I have had two very tough two weeks. I suffered some painful physical injuries and some tough psychological pain. I struggle with the meaning of life. The devastation of the past two weeks have really taken its toll on me.
I realized those I trusted the most have deceived and used me. Losing faith in clergy and losing faith in the last remaining thread of connection with your family is hard. I have been doin a lot of thinking and not much blogging.
I have been doing a lot of hating and not much loving. I have submerged myself in negativity and have thrown optimism and hope out the window. A life of darkness is lonely, but it is one that I run to way too often. I sit in the darkness and blame myself. I can’t figure out why I have been purposely hurt by the ones I should have been protected and loved by the by the most.

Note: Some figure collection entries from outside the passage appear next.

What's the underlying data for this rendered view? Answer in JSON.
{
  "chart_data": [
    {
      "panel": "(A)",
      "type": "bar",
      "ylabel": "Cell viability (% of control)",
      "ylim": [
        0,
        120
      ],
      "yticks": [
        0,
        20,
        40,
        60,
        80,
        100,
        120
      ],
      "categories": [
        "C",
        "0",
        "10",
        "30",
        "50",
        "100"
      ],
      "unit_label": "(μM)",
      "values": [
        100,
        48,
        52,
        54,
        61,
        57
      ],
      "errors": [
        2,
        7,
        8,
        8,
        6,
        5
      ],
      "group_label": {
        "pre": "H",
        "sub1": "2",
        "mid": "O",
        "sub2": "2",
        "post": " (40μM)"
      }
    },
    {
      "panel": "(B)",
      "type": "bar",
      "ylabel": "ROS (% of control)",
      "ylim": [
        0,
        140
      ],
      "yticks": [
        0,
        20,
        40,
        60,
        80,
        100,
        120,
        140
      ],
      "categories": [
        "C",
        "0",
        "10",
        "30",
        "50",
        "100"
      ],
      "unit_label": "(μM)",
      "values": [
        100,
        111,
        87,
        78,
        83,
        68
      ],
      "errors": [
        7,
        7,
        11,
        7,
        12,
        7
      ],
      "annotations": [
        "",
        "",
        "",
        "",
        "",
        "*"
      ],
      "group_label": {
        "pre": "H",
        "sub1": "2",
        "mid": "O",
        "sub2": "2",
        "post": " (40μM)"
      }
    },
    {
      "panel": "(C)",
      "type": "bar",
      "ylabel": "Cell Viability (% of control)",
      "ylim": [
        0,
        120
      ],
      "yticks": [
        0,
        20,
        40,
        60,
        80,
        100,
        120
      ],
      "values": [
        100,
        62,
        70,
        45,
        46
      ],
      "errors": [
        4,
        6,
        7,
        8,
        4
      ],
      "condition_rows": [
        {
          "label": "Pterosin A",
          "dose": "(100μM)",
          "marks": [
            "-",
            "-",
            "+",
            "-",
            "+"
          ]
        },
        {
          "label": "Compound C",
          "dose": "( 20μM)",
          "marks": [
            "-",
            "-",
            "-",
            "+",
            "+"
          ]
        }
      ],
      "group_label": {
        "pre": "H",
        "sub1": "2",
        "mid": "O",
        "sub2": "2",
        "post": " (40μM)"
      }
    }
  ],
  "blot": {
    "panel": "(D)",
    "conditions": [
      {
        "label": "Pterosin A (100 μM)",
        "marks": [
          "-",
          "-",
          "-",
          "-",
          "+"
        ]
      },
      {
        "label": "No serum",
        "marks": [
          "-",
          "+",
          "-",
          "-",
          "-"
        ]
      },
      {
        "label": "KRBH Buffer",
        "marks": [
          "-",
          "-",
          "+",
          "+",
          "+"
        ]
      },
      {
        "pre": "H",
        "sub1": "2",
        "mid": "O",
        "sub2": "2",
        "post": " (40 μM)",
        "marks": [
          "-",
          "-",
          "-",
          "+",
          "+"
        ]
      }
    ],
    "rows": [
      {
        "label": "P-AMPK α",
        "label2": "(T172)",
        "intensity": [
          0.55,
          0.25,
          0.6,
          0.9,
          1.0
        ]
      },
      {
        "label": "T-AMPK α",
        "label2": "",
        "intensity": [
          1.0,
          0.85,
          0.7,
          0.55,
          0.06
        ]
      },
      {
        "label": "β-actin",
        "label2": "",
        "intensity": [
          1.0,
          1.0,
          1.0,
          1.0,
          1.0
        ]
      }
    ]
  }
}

An acquaintance of mine wants me to know God is always with me. We are never alone and the One who unconditionally loves us the most is always with us. I want to believe that and most of all I want to feel it. Once I realized all the deceit in my life, the feeling of being loved was zapped away from me.
I totally believe in the existence of God. I believe He created everything. I believe His only Son lived and then died for all of our sins. My problem is the accepting the fact that He is with me. To struggle as I have struggled throughout my life, it is hard to accept the fact that there is someone with all the time protecting me.
I’ve had those moments in life where I know He has been there, but I’m confused by the mental anguish I’ve suffered for too many decades.
My struggle with faith continues. My struggle for answers grows. I want to live. I want to experience the true happiness and unconditional love God wants for us, but it’s hard to find when stuck in all the darkness.